I’m not a doctor. I don’t know. Everyone who has seen Watson throw and run around in a red jersey and decal devoid helmet has had nothing but good things to say about him. However, who knows what to expect from his knee? Like a Texans’ offense that’s supposed to be dramatically different, we really won’t know how Watson looks until week one.

More importantly, this doesn’t take into account the offensive line he’s going to play behind. I do think the Texans’ offensive line is going to be better than most expect it to be, but most are expecting it to be one of the worst units in football. I think it can be mediocre. The interior blocking should be corrected, except for occasional linebacker misses in the run game by Senio Kelemete. The tackle play is still going to be a question. Juli’en Davenport needed to get stronger this offseason; who knows if he did? If Martinas Rankin doesn’t start week one, Houston is looking at Seantrel Henderson at right tackle. Henderson hasn’t played since 2014 and was terrible when he played then. If Henderson starts, he’s probably going to be a Kendall Lamm level of disaster. Even if Watson’s knee is fine, he’s probably going to have to use it often when the year pops off.

5. What would a “regression to the mean” look like for him this season?

For those who believe luck impacted his numbers last season, let’s suppose that he regresses quite a bit in touchdown rate and number of receiver drops.

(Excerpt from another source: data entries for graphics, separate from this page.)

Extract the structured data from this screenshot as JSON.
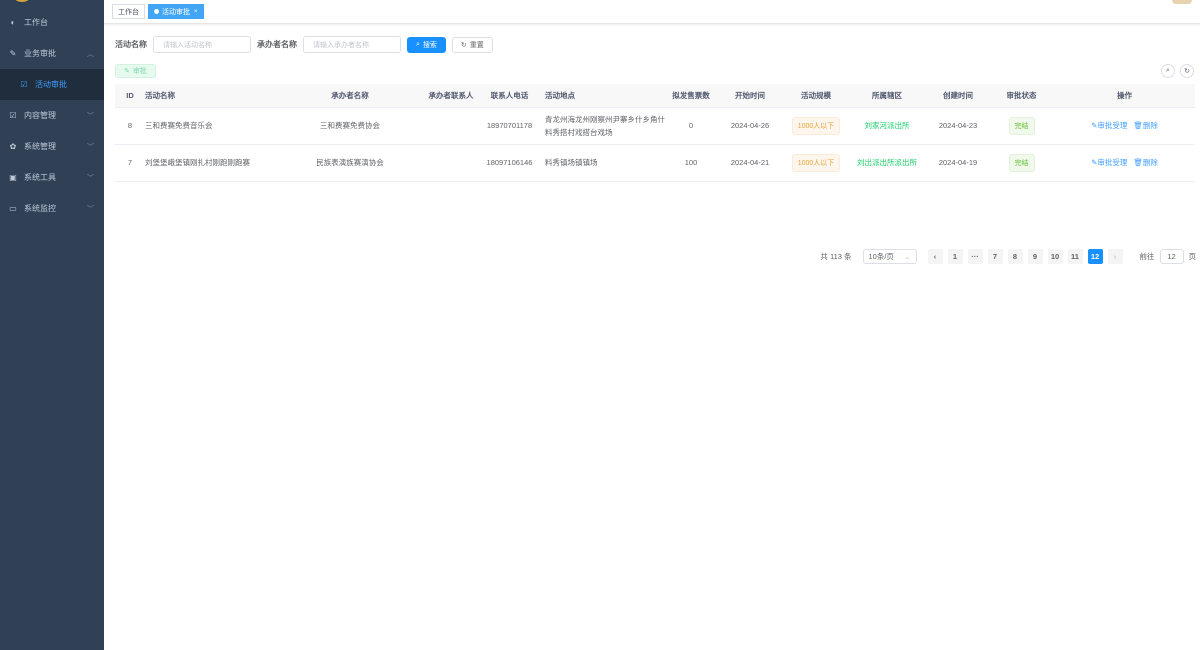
{
  "sidebar": {
    "items": [
      {
        "label": "工作台",
        "icon": "dashboard-icon"
      },
      {
        "label": "业务审批",
        "icon": "edit-icon",
        "expanded": true
      },
      {
        "label": "活动审批",
        "icon": "checkbox-icon",
        "active": true
      },
      {
        "label": "内容管理",
        "icon": "checkbox-icon"
      },
      {
        "label": "系统管理",
        "icon": "gear-icon"
      },
      {
        "label": "系统工具",
        "icon": "toolbox-icon"
      },
      {
        "label": "系统监控",
        "icon": "monitor-icon"
      }
    ]
  },
  "tags": {
    "home": "工作台",
    "current": "活动审批"
  },
  "search": {
    "activity_label": "活动名称",
    "activity_placeholder": "请输入活动名称",
    "organizer_label": "承办者名称",
    "organizer_placeholder": "请输入承办者名称",
    "search_btn": "搜索",
    "reset_btn": "重置"
  },
  "approve_btn": "审批",
  "table": {
    "headers": [
      "ID",
      "活动名称",
      "承办者名称",
      "承办者联系人",
      "联系人电话",
      "活动地点",
      "拟发售票数",
      "开始时间",
      "活动规模",
      "所属辖区",
      "创建时间",
      "审批状态",
      "操作"
    ],
    "rows": [
      {
        "id": "8",
        "name": "三和费赛免费音乐会",
        "org": "三和费赛免费协会",
        "contact": "",
        "phone": "18970701178",
        "place": "青龙州海龙州刚察州尹寨乡什乡角什料秀搭村戏搭台戏场",
        "tickets": "0",
        "start": "2024-04-26",
        "scale": "1000人以下",
        "district": "刘家河派出所",
        "created": "2024-04-23",
        "status": "完结"
      },
      {
        "id": "7",
        "name": "刘堡堡峨堡镇刚扎村刚跑刚跑赛",
        "org": "民族表演族赛演协会",
        "contact": "",
        "phone": "18097106146",
        "place": "料秀镇场镇镇场",
        "tickets": "100",
        "start": "2024-04-21",
        "scale": "1000人以下",
        "district": "刘出派出所派出所",
        "created": "2024-04-19",
        "status": "完结"
      }
    ],
    "op_approve": "审批受理",
    "op_delete": "删除"
  },
  "pagination": {
    "total": "共 113 条",
    "page_size": "10条/页",
    "pages": [
      "1",
      "···",
      "7",
      "8",
      "9",
      "10",
      "11",
      "12"
    ],
    "current": "12",
    "goto_label": "前往",
    "goto_value": "12",
    "page_unit": "页"
  }
}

Let’s say that, overall, his production across the board drops a full 20 percent as a sophomore compared to those five games as a rookie. Even in that scenario, Watson would still average more fantasy points per game than any quarterback did last season.

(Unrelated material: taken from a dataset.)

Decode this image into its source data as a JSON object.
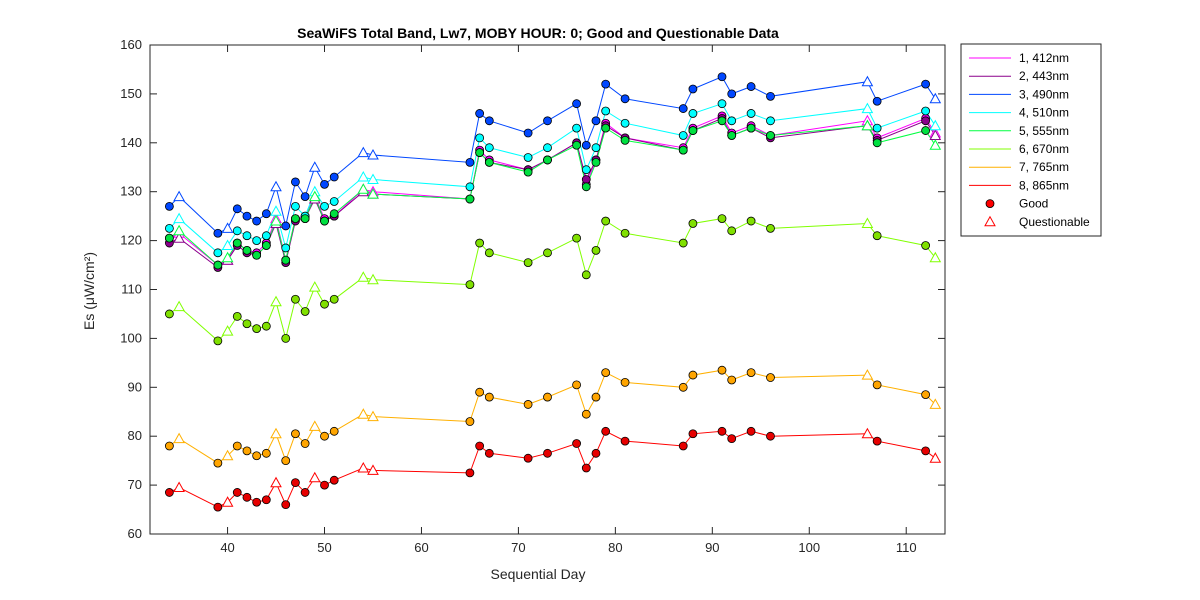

On the other hand, with DeAndre Hopkins and Fuller both healthy and going through a full camp with him as he gets starter reps as he enters his second NFL campaign, there’s a legitimate chance that Watson is just better this season than last. And if so, his “regression” projections could end up looking very similar as a sophomore to what he produced as a rookie.

Even if Watson is better this season than he was as as rookie, there’s no way he’s going to throw touchdown passes as often as he did last season. 20% is a conservative drop off fantasy wise for him. Because again, 50.8% of his fantasy points came from touchdowns, and he’s probably going to throw them half as often as he did last year. An increase in 300 yard passing games and a jump in rushing touchdowns is required to make up for this impending doom. These things could happen. But if you’re drafting a fantasy quarterback early, why take the risk with a player who threw a lot of touchdowns against mediocre to bad pass defense, is likely to see his touchdown rate regress, coming off a torn ACL, and playing behind a questionable offensive line when there are more stable options available?

Overall, my heart isn’t heavy with worry when it comes to Watson. I’m not all the way there yet. I don’t think he’ll be able to do what he did last year again and probably won’t for the rest of his career, but he’s still a wizard in the pocket. He can throw deep passes with touch. The arm strength is good enough. He anticipates open receivers. His mobility creates a dynamic offense. The worst part of Watson’s game last year were the big, bad decisions that ended in dropped interceptions; young quarterbacks tend to make those mistakes.

However, I’m not 100% sold on Watson yet. He did what he did in just six starts last year. That’s not a lot, and the way he predominantly had success is unsustainable according to what every quarterback who has ever played has done.

Despite everything, it’s reasonable to believe, and I do believe, that Watson will be competent enough in 2018 to run a successful offense. But NO, he shouldn’t be the number one quarterback taken in fantasy football in 2018.